A obra inicia-se com Marte, o Portador da Guerra [1], que poderá sugerir ao ouvinte a terrível reacção do compositor à 1ª Guerra Mundial, mas que, por ter sido escrita no verão de 1914, aparentemente só nos inspirará pensar que esta seria realmente a sua visão da guerra mais do que uma reacção ao conflito existente. A atmosfera tensa proporcionada pelas cordas e percussão é contrabalançada pelos clímaces poderosos dos metais com o órgão, tornando-se cada vez mais ameaçadora e feroz à medida que nos aproximamos do final. O andamento seguinte, Vénus, o Portador da Paz [2], não poderia ser mais contrastante. Escrito no início da 1ª Guerra Mundial, supostamente simbolizaria a visão da paz e o desejo de paz do compositor. A consolação e distância é-nos sugerida por solos de grande ternura, num ambiente de suave tranquilidade.
(Mesmo que a astrologia tivesse ultrapassado a mitologia clássica como fator inspirador desta obra (como Gustav admitiu), é curioso como neste par de andamentos essas vertentes se complementam tão bem...)
Mercúrio, o Mensageiro Alado [3] e Júpiter, o Portador da Alegria [4] viriam a seguir e mostrar-se-iam, também eles, bastante contrastantes. Mercúrio seria o último a ser escrito e era considerado pelo compositor como "o símbolo da mente". Empregaria um colorido caleidoscópico orquestral para fazer sugerir a velocidade do pensamento e delicados apontamentos de celesta e harpa. Já Júpiter, apresentar-se-ia como o andamento mais conservador e obviamente mais britânico, com a utilização de temas do folclore popular para tentar voltar a colocar os ouvintes com os pés assentes no chão "tradicional" (mas nem sempre a consegui-lo, tantas são as vezes que dou por mim a voar naquele andante maestoso...). Holst chegaria a afirmar que este andamento "Traz alegria no sentido mais comum, mas também o rejubilar característico das festividades nacionais e religiosas", enquanto que o famoso tema do andante maestoso central se destacaria por si só de forma independente, sendo popularizado pelo hino "I vow to Thee my Country" que o compositor viria a escrever mais tarde.
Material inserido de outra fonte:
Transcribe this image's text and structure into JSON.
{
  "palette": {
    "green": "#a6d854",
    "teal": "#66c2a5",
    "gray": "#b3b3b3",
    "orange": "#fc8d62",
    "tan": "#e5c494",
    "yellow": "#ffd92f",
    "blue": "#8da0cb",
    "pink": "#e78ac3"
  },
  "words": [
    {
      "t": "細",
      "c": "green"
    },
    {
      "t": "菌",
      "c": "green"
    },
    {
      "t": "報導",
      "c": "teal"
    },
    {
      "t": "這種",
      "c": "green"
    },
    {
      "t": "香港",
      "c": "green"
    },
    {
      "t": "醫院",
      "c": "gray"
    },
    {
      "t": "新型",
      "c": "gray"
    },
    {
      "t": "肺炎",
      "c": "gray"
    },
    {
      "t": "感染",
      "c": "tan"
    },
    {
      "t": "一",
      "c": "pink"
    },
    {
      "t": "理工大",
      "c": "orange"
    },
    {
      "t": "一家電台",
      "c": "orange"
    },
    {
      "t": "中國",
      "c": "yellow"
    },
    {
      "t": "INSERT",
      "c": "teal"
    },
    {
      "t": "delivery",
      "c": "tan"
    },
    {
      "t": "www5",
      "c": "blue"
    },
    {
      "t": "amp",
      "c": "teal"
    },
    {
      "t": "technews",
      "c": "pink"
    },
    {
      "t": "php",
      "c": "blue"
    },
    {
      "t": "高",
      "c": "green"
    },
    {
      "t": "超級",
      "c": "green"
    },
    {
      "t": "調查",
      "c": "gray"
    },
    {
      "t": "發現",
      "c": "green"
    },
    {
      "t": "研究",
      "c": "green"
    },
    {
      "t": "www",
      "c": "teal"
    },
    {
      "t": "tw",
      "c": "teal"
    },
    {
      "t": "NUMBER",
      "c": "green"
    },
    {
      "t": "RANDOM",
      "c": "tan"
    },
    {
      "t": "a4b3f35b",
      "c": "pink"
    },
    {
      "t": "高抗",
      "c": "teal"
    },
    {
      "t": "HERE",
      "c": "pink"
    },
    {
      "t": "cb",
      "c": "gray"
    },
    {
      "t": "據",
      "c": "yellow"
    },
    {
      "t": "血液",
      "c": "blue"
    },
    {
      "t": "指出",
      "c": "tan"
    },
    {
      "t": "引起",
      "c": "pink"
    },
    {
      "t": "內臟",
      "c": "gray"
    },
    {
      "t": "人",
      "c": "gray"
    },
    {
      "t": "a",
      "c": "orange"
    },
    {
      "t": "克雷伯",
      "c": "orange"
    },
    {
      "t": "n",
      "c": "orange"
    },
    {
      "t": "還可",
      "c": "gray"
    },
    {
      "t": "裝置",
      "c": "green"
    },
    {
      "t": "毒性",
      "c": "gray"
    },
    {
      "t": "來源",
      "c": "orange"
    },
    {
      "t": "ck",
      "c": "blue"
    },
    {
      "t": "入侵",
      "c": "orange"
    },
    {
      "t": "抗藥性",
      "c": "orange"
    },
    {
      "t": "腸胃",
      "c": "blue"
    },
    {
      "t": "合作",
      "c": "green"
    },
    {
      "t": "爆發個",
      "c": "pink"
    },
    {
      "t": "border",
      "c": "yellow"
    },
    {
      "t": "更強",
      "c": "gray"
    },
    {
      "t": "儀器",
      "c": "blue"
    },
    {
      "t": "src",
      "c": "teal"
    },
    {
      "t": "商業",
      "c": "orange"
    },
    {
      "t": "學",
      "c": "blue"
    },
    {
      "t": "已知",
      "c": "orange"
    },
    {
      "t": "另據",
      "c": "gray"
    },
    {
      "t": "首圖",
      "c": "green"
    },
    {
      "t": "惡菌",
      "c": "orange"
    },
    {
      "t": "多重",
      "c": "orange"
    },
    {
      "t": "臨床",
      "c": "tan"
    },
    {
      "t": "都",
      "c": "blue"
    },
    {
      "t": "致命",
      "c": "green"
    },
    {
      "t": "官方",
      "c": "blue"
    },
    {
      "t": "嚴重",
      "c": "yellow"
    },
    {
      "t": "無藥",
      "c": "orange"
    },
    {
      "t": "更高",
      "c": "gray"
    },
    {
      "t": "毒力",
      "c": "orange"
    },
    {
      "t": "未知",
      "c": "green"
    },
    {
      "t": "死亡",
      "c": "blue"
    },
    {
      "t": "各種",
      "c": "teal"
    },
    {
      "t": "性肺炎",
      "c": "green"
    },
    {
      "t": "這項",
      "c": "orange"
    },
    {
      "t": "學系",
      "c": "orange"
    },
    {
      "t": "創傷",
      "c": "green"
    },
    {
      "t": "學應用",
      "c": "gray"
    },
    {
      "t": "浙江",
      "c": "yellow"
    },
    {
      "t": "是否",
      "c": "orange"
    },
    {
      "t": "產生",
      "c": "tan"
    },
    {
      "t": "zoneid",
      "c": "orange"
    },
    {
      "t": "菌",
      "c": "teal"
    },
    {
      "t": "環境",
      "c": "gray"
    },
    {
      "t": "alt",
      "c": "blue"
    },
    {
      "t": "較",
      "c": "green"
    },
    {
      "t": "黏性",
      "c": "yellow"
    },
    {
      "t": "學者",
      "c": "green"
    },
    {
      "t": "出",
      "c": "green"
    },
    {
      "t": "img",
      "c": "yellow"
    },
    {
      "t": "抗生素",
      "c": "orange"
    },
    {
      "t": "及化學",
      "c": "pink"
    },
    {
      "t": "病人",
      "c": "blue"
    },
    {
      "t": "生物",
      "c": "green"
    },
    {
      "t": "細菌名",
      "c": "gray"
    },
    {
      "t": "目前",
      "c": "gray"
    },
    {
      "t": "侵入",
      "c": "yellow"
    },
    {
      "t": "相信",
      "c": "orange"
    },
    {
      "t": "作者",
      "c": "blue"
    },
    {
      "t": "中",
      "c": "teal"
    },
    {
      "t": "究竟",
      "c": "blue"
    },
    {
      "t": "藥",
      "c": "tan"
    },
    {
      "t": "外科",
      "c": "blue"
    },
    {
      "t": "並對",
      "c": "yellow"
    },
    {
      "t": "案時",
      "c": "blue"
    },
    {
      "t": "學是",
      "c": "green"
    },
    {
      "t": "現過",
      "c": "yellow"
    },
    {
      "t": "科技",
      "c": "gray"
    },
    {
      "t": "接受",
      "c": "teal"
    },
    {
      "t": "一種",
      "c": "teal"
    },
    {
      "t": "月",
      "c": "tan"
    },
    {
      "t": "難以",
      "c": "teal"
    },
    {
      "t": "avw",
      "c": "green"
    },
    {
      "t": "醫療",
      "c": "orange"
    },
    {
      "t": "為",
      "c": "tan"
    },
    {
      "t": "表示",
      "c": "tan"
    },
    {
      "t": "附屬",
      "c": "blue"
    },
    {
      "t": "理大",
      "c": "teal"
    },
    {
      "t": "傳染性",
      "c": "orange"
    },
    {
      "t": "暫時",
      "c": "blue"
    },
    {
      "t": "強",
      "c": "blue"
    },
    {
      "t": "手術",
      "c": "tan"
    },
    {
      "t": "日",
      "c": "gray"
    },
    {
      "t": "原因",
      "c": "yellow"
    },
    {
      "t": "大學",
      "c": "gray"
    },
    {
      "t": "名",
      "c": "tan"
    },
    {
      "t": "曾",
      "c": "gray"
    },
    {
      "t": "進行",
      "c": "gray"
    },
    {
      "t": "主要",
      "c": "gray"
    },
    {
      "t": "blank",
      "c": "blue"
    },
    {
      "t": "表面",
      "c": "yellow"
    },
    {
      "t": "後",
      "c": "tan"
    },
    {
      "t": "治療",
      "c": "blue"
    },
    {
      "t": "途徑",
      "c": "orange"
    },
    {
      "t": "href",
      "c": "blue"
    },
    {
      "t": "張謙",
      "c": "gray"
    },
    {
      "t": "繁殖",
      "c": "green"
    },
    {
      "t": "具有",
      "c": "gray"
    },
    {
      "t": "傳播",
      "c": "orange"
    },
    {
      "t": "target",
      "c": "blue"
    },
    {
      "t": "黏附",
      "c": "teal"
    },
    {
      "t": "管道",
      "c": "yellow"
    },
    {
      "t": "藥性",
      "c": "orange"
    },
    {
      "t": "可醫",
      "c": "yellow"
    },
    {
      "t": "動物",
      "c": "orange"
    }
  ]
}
Seguir-se-iam Saturno, o Portador da Velhice [5] e Urano, o Mágico [6]. Saturno, o andamento favorito do compositor, apresentaria uma atmosfera mais densa para tentar ilustrar as reacções humanas com a inevitável chegada da velhice, ao passo que Urano representaria um retracto mais individual de um velho mágico que no final da vida ainda consegue lançar "feitiços" com grande qualidade (Individual uma "gaita"! Então não queremos todos, Gustav!). De salientar que, neste andamento, a mistura do humor com o mistério, e de alguns componentes bizarros com o colorido orquestral, de algum modo farão aproximar a magia ao espiritualismo, ou melhor, promoverão a passagem da ilusão ao milagre, o que no irremediável caso deste "Mágico" se adequará (sublinho o futuro do verbo) na perfeição...
A obra concluir-se-ia com a chegada de Neptuno, o Místico [7], a abraçar o universo com os seus ritmos flutuantes, dando a ideia de um espaço aberto e ilimitado. O coro de vozes femininas, fora de palco, e os sons da celesta, desvanecem-se calmamente e de forma enigmática desde as regiões mais remotas do infinito em cada um... (...até ao lugar onde o mistério se revelará um dia, como gosto de acreditar).
Se dúvidas houvesse, podemos sempre escutar aquilo que Gustav faria acentuar (um pleonasmo consciente, entendo eu) no topo da partitura deste andamento final: "The orchestra is to play sempre pp throughout".
E para que nenhuma outra dúvida permaneça, oiçamos também aquilo que Holst escreveria no rodapé do último compasso desta obra: "This bar is to be repeated until the sound is lost in the distance".
Estou a escrever há algumas horas, o som já não se ouve, mas a música ainda não acabou...
Nuno Oliveira
"Os Planetas, op. 32"
✨ Extractos que proponho para audição: (nota: ver também publicações nº 7 e 58)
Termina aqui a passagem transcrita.